So i see her. Its been months. emotions stir. words run threw my brain. I wanna tell her i missed her, its good to see you, welcome home, so good, so long. but in all honesty i d rather you stayed away. I search for a positive statement to tell you, but it escapes me. its all negative, if you don't have something nice to say then you probably shouldn't have shown in the first place.
a few drinks later, my mood hasn't changed. but shes all over me. i feel sick. shes like some sloppy stranger that happened across this fool one to many times. if i could have a request mr DJ i d ask for you to play something slow, so i could sneak away. something distracting enough for me to run and be out of there before she even noticed. but i m stuck. just like always.
shes using all the familiar things she uses on me, and probably every other boy she does this to, all the way home. she rubs my thigh, messes my hair, tries to say sexy things but they just come off as a slippery mess cause shes so drunk.
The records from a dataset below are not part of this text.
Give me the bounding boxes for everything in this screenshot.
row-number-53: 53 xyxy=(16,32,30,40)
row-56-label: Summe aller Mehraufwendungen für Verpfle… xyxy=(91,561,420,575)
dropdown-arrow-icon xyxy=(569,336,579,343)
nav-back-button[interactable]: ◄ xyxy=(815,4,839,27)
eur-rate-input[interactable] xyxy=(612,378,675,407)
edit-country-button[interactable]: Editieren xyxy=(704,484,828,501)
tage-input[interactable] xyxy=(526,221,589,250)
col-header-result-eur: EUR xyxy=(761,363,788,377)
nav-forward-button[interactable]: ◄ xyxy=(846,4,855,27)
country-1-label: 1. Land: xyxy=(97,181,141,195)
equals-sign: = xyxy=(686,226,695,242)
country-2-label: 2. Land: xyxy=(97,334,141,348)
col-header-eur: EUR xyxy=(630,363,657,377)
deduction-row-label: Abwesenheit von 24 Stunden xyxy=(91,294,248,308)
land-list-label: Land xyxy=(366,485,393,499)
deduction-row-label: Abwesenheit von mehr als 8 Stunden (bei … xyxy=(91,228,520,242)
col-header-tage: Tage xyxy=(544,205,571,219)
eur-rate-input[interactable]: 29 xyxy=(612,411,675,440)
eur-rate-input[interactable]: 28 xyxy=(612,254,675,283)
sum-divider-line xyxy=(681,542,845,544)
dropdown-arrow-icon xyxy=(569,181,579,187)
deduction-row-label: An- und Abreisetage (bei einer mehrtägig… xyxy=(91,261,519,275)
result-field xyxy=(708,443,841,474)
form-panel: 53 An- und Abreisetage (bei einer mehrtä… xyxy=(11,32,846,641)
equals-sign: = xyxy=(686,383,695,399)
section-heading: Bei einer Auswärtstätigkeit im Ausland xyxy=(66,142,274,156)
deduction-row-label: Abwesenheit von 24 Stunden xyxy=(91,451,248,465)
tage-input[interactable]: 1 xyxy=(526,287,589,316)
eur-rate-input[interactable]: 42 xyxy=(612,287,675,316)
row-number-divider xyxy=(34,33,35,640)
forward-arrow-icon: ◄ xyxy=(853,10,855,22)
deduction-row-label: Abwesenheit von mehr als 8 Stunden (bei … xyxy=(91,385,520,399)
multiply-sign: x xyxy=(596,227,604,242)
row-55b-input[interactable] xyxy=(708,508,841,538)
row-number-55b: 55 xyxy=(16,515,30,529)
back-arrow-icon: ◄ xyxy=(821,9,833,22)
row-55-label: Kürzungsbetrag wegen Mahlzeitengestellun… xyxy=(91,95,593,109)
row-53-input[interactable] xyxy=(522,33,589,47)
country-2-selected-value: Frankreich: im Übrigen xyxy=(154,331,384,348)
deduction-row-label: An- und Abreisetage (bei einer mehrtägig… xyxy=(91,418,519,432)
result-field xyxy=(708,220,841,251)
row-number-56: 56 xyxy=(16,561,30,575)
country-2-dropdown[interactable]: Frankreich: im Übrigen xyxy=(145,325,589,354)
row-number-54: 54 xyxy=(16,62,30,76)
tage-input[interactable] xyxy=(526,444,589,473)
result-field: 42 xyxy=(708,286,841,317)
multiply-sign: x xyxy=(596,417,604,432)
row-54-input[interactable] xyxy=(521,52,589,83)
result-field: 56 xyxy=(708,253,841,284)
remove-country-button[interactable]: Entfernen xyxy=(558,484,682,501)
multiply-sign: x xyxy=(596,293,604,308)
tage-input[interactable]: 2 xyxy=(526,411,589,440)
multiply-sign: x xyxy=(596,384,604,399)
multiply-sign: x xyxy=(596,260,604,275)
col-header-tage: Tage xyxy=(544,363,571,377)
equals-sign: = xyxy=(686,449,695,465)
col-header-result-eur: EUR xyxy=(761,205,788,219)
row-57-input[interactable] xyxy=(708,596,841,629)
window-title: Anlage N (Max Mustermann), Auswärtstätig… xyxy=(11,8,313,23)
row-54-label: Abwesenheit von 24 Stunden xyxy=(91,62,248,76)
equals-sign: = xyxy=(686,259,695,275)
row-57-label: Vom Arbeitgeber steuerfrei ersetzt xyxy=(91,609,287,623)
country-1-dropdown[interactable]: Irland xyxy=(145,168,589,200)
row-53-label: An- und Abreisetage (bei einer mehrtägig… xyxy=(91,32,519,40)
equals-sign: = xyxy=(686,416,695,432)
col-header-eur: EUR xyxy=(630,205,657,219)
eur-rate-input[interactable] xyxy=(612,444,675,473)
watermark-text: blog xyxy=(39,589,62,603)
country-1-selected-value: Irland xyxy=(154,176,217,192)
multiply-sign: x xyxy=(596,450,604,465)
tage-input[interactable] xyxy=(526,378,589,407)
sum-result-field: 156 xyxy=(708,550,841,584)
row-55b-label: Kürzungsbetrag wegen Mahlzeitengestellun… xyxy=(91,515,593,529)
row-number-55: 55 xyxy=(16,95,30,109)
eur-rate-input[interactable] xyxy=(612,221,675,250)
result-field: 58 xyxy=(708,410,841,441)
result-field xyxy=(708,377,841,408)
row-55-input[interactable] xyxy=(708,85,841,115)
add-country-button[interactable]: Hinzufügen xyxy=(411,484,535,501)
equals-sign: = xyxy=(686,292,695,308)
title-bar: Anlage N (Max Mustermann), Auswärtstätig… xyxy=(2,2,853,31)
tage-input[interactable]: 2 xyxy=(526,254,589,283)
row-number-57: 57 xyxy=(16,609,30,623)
i bring her in. i put her to bed. just like last time and the times before. "please stay. i m leaving again tomorrow. i need you here with me." my head hurts. my heart burns. "no, i m leaving now. your a mess. you ve always been a mess." if i stay i tell her, i ll do something i ll regret. i regret it every time we do. she begs and pleads. she doesn't understand. i tell her she never has. she ment the world to me. but the damage had been done to many times. i won't let it happen again. no i m not coming down to visit, no i won't be there for you, no i probably won't call you. you broke my heart to many times for me to forgive. she screams at me. you asshole. you piece of shit.
i get up to leave and turn at the door to see her with tears in her eyes. part of me knows i v destroyed her. she starts again and i tell her to stop. this isnt doing any good. i tell her to enjoy her life and be safe. i loved her once i tell her. that real love. but i have nothing for her now. this is the end.
good to see you, so long. so good. goodbye.
i leave into the cold night. soft snow falling. all that i leave her are my foot prints in her drive way. but those, like me now, will be gone when she gets up.
good to see you, so long. so good. goodbye.